8.2 An Uninteresting Example
We’ll go back to IQ’s again so that we can use the simple z-test, but the idea holds for any hypothesis test.
Suppose you want to test the hypothesis that the IQ’s of college students is different from 100. You go and sample the entire undergraduate population at UW which in 2021 had an enrollment of 36206 students and find that the mean IQ of UW undergraduates is 100.25. With our sample size, the standard error of the mean is \(\frac{\sigma}{\sqrt{n}} = \frac{15}{\sqrt{36206}} = 0.0788\)
Our z-score is therefore:
\[ \frac{(\bar{x}-\mu)}{\sigma_{\bar{x}}} = \frac{(100.25 - 100)}{0.0788} = 3.1713\] Using R’s ‘pnorm’, our p-value for a two-tailed test is:
## [1] 0.001517583
We conclude that our mean of 100.25 is significantly different from 100 and that IQ’s of college students is significantly different from the general population.
But how excited can you be about a \(\frac{1}{4}\) of an IQ point difference? I don’t think it’s something you’d run out and tell your friends and send the result to Nature or something.
Of course, our results are statistically significant because our sample size is so large. To bend Archimedes, “Give me a sample size large enough and I can reject any \(H_{0}\)”. Technically this is only true if \(H_{0}\) is false, but it doesn’t have to be very false.
So the problem with p-values is that they don’t reflect the real size of the effect. The difference between the sample mean and the null hypothesis mean (100.25 - 100 = 0.25) is helpful, but it’s hard to interpret because it doesn’t take into account the variability in the population that we’re sampling from.
We need something sort of in between the p-value and the difference between means. This is the effect size. It’s defined as ‘Cohen’s d’, which looks like the formula for a z or t-score, but has the standard deviation in the denominator instead of the standard error of the mean:
\[ d = \frac{|\bar{x}-\mu_{hyp}|}{\sigma_{x}} \]
Or if you don’t know \(\sigma\):
\[ d = \frac{|\bar{x}-\mu_{hyp}|}{s_{x}} \]
Cohen’s d is the difference in the means in standard deviation units. For IQ’s, a mean IQ of 115 would have an effect size of d=1, since 115 is one standard deviation above the mean.
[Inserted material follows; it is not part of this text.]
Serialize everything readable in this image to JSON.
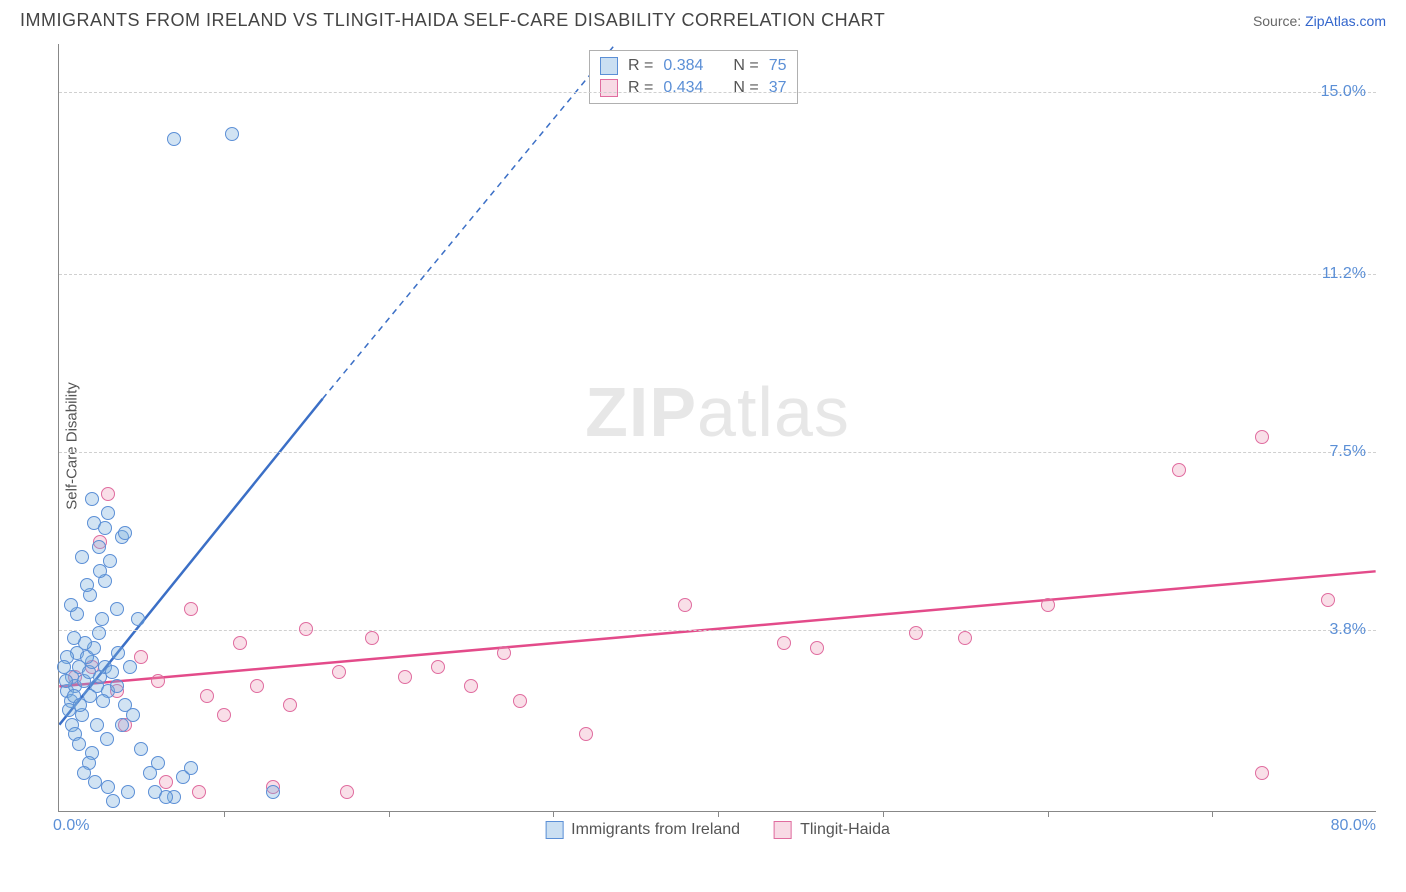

For our example:
\[ d = \frac{|\bar{x}-\mu_{hyp}|}{\sigma_{x}} = \frac{|100.25 - 100|}{15} = 0.0167 \] Our difference in means is very small compared to the standard deviation of the population.
For the social sciences, almost all textbooks define the size of Cohen’s d to be:small | .2 |
medium | .5 |
large | .8 |
These values are a rough guide. We’re allowed to embellish - for our IQ example it’s fair to say that we have a ‘very small’ or ‘teeny weeny’ effect size.
There are two main advantages effect size. The first is that it doesn’t depend on the sample size (although it does get more reliable with increasing sample size), and second, it’s in standardized units. This means that effect sizes can be compared across experiments that have different units and sample sizes.
8.3 Summary
We now have four ways of telling people about the size of our results. First, there’s simply the difference between our observed mean and null hypothesis mean. Then there is the p-value, the confidence interval, and the effects size. Each has their own advantages and disadvantages. The following table summarizes the attributes of each:
Statistical significance | Real units | Compare across experiments | Requires \(H_0\) | Decision about \(H_0\) | |
---|---|---|---|---|---|
Difference of Means | No | Yes | No | Yes | No |
p-value | Yes | No | No | Yes | Yes |
Confidence Interval | Yes (sort of) | Yes | No | No | Yes |
Effect Size | No | No | Yes | Yes | No |
Note that ‘Yes’ or ‘No’ aren’t necessarily ‘Pros’ or ‘Cons’. For example, the attribute ‘in real units’ is useful because it’s easily interpreted, but can’t easily be used to compare across experiments.
I’ve put ‘sort of’ for confidence intervals giving statistical significance because, as we discussed, you can see if your confidence interval includes the null hypothesis mean to make a binary decision, but it doesn’t give you quantitative measure like the p-value.